Here's How To Give Your Meringue A Fall Twist With Pumpkin

Come fall, the internet is flooded with pumpkin recipes; soups, cakes, muffins, breads, and, of course, pumpkin spice lattes. While the classics are great, sometimes they can get a little stale and have you looking for a more unique way to enjoy this festive flavor. We've got the refresh your fall dessert recipes need: pumpkin meringue. You can add pumpkin puree and pumpkin pie spice to a meringue base, which can be baked and eaten on its own or added to your existing fall favorites for even more pumpkin flavor and the best fluffy texture.

Meringue is a versatile dessert item consisting of egg whites and sugar whipped into stiff peaks, sometimes with the addition of cream of tartar, salt, or vinegar.

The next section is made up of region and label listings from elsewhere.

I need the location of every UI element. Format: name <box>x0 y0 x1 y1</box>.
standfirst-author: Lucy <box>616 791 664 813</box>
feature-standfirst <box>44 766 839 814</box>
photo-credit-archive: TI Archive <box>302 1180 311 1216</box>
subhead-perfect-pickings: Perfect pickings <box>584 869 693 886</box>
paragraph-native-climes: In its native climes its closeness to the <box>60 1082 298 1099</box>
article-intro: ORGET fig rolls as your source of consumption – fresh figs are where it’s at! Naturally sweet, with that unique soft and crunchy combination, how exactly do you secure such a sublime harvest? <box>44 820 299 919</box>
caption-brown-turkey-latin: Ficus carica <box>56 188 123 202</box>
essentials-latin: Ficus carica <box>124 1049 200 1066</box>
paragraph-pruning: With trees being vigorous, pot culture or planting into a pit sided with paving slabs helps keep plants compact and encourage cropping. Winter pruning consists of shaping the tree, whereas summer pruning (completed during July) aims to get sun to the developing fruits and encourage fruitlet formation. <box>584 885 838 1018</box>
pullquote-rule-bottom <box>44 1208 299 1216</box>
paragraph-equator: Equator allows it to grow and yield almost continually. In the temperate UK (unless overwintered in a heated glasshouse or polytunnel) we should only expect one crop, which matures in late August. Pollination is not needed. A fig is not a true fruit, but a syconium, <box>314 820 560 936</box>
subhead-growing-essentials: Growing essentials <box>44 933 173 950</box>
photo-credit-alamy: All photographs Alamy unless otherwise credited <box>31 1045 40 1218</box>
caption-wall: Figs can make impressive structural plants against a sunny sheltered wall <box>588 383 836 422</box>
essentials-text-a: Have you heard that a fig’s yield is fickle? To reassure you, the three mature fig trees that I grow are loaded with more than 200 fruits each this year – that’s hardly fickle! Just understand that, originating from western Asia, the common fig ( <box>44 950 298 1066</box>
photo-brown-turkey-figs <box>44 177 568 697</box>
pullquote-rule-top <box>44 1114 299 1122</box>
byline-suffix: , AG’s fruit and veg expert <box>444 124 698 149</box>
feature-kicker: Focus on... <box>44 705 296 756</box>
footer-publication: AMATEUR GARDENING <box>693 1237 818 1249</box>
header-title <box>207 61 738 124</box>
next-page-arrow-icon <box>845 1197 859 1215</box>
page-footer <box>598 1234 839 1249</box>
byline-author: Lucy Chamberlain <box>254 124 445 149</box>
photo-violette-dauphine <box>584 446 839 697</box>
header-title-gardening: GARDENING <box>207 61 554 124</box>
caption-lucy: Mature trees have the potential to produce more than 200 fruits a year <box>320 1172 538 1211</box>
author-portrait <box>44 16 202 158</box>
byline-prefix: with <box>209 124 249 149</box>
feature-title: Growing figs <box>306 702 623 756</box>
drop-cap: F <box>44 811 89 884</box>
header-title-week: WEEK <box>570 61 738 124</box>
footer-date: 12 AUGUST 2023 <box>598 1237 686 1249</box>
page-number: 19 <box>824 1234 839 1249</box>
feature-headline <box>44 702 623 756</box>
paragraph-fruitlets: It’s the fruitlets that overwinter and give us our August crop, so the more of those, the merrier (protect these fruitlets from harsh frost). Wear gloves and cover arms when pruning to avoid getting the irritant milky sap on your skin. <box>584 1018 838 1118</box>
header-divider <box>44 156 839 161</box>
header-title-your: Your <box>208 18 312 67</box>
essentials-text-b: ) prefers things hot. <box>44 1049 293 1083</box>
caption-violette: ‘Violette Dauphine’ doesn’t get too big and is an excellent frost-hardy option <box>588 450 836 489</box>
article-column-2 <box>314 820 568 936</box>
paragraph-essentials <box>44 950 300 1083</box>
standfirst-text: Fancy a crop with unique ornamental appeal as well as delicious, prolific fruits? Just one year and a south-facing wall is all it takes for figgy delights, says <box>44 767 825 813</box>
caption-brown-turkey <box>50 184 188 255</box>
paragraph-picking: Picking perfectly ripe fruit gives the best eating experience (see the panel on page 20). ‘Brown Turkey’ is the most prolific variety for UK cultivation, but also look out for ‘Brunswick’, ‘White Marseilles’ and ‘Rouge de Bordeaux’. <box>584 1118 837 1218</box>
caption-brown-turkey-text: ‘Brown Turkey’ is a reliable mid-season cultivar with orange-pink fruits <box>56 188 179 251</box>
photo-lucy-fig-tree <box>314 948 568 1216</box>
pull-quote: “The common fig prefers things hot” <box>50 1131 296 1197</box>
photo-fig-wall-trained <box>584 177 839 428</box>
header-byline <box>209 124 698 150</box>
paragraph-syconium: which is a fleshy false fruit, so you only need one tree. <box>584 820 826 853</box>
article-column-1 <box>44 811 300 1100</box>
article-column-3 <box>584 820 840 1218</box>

This fluffy base can be flavored with extracts (think vanilla, lavender, almond, etc.), freeze-dried fruit, cocoa, spices, and now, pumpkin. It can then be dolloped and baked to make crunchy meringue cookies, topped on a cake and torched, baked into pavlova and filled with fruit, folded into cake batters to add volume, and added to buttercream for the fluffiest frosting — we meant it when we said it's versatile!

Incorporate pumpkin meringue into classic fall desserts or inventive new ones

There are multiple methods of making meringue, namely Italian, Swiss, and French. The method you use to make it will determine how you consume it. French meringue uses raw egg white, so it needs to be cooked in some way before being it's eaten. Italian meringue uses a hot sugar syrup and Swiss meringue uses a boiling water bath to cook the egg whites, so these two types can be eaten as is.

In the case of a French meringue, a tablespoon of pumpkin puree and 1/4 teaspoon of pumpkin pie spice can be gently folded into a meringue batter consisting of 2 egg whites and 1/2 cup of sugar after it's been beaten to the point of stiff peaks.

Pumpkin spice meringue cookies sound pretty fantastic to us, but there are many more uses for pumpkin meringue. Pumpkin pavlova (meringue baked into a bowl shape) filled with baked apples would be the ultimate combo of fall flavors and textures. Instead of whipped cream or ice cream on top of your pumpkin pie (or in addition to!), top it with the meringue and torch it for an extra pumpkin-y, roasted marshmallow-y version. To elevate your go-to fall dessert recipes, try mixing pumpkin Swiss meringue into a buttercream frosting to use for fall cakes or folding the meringue into the batter for fluffy pumpkin muffins.